Treyde Wojtek, Bouatta Nazim, Kim Seohyun Chris, AlQuraishi Mohammed
Department of Systems Biology, Columbia University, New York, NY.
Department of Systems Biology, Harvard Medical School, Boston, MA.
ArXiv. 2024 Oct 21:arXiv:2410.16474v1.
Predicting a ligand's bound pose to a target protein is a key component of early-stage computational drug discovery. Recent developments in machine learning methods have focused on improving pose quality at the cost of model runtime. For high-throughput virtual screening applications, this exposes a capability gap that can be filled by moderately accurate but fast pose prediction. To this end, we developed QuickBind, a light-weight pose prediction algorithm. We assess QuickBind on widely used benchmarks and find that it provides an attractive trade-off between model accuracy and runtime. To facilitate virtual screening applications, we augment QuickBind with a binding affinity module and demonstrate its capabilities for multiple clinically-relevant drug targets. Finally, we investigate the mechanistic basis by which QuickBind makes predictions and find that it has learned key physicochemical properties of molecular docking, providing new insights into how machine learning models generate protein-ligand poses. By virtue of its simplicity, QuickBind can serve as both an effective virtual screening tool and a minimal test bed for exploring new model architectures and innovations. Model code and weights are available at this GitHub repository.

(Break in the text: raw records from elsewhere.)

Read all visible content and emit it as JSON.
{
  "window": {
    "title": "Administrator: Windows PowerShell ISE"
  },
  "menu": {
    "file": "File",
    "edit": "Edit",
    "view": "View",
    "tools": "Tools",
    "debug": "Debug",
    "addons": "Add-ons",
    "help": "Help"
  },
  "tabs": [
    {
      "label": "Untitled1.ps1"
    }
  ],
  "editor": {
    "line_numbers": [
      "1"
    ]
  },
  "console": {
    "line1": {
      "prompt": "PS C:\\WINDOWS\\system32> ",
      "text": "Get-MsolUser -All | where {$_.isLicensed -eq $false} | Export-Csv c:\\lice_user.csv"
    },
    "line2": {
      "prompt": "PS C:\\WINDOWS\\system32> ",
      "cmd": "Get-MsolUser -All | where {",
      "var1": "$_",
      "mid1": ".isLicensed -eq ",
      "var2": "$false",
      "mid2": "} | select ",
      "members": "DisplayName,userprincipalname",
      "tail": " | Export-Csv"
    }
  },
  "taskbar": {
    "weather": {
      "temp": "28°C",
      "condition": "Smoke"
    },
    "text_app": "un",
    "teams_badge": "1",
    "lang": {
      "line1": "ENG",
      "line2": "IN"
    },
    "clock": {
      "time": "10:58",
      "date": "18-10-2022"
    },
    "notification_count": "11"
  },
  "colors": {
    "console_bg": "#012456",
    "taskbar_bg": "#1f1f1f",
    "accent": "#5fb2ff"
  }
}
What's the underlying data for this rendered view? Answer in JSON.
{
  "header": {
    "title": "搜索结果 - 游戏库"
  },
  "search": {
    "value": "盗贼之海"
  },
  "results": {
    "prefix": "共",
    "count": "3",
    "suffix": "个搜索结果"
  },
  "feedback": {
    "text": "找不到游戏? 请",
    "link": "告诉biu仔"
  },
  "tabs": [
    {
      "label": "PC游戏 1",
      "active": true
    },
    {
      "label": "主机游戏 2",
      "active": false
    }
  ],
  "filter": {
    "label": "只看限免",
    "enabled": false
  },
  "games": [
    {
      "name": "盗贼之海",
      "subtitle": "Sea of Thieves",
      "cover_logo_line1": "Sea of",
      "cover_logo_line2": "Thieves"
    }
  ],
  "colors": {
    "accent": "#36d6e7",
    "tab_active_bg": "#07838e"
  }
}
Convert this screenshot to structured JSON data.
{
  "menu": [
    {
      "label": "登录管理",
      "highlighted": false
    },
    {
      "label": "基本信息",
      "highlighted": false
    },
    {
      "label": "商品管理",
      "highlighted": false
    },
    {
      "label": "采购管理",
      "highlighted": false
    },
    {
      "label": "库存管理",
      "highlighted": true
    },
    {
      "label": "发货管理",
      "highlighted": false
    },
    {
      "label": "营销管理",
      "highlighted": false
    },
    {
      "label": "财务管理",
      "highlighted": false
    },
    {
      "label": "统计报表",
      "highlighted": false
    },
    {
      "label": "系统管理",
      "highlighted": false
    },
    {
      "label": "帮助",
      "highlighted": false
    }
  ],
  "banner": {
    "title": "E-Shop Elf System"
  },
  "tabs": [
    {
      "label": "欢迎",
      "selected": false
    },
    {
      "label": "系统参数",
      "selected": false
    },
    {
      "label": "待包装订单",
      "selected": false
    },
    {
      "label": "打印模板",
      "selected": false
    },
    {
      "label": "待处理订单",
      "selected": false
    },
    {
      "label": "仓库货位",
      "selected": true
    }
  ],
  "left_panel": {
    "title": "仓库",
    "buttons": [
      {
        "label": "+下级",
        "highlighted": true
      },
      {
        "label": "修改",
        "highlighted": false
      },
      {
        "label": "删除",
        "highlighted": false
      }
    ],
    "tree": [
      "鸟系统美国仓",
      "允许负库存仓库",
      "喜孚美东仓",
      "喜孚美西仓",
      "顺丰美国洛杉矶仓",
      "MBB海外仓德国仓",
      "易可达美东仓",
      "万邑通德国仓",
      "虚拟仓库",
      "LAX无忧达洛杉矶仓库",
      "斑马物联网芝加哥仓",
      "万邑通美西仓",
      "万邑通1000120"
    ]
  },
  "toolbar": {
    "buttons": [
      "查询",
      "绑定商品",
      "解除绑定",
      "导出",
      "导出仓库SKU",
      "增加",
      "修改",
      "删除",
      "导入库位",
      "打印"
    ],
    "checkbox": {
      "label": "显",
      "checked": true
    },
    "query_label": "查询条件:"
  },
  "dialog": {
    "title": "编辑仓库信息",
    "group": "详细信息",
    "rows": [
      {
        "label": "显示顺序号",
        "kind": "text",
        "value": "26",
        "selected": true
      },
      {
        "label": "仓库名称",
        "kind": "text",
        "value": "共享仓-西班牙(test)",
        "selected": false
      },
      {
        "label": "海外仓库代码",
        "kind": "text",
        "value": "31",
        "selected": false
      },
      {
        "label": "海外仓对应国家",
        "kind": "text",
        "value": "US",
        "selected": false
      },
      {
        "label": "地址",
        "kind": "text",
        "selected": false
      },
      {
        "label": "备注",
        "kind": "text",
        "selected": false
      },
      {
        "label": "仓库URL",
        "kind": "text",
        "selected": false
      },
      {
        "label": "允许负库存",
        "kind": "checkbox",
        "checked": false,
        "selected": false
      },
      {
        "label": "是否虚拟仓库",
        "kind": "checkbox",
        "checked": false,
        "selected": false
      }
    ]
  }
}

预测配体与靶蛋白的结合构象是早期计算机辅助药物发现的关键组成部分。机器学习方法的最新进展主要集中在以模型运行时间为代价来提高构象质量。对于高通量虚拟筛选应用而言,这暴露出了一个能力缺口,而适度准确但快速的构象预测可以填补这一缺口。为此,我们开发了QuickBind,一种轻量级的构象预测算法。我们在广泛使用的基准上评估了QuickBind,发现它在模型准确性和运行时间之间提供了一个有吸引力的权衡。为了促进虚拟筛选应用,我们用一个结合亲和力模块增强了QuickBind,并展示了它对多个临床相关药物靶点的能力。最后,我们研究了QuickBind进行预测的机制基础,发现它已经学习到了分子对接的关键物理化学性质,为机器学习模型如何生成蛋白质-配体构象提供了新的见解。凭借其简单性,QuickBind既可以作为一种有效的虚拟筛选工具,也可以作为探索新模型架构和创新的最小测试平台。模型代码和权重可在这个GitHub仓库中获取。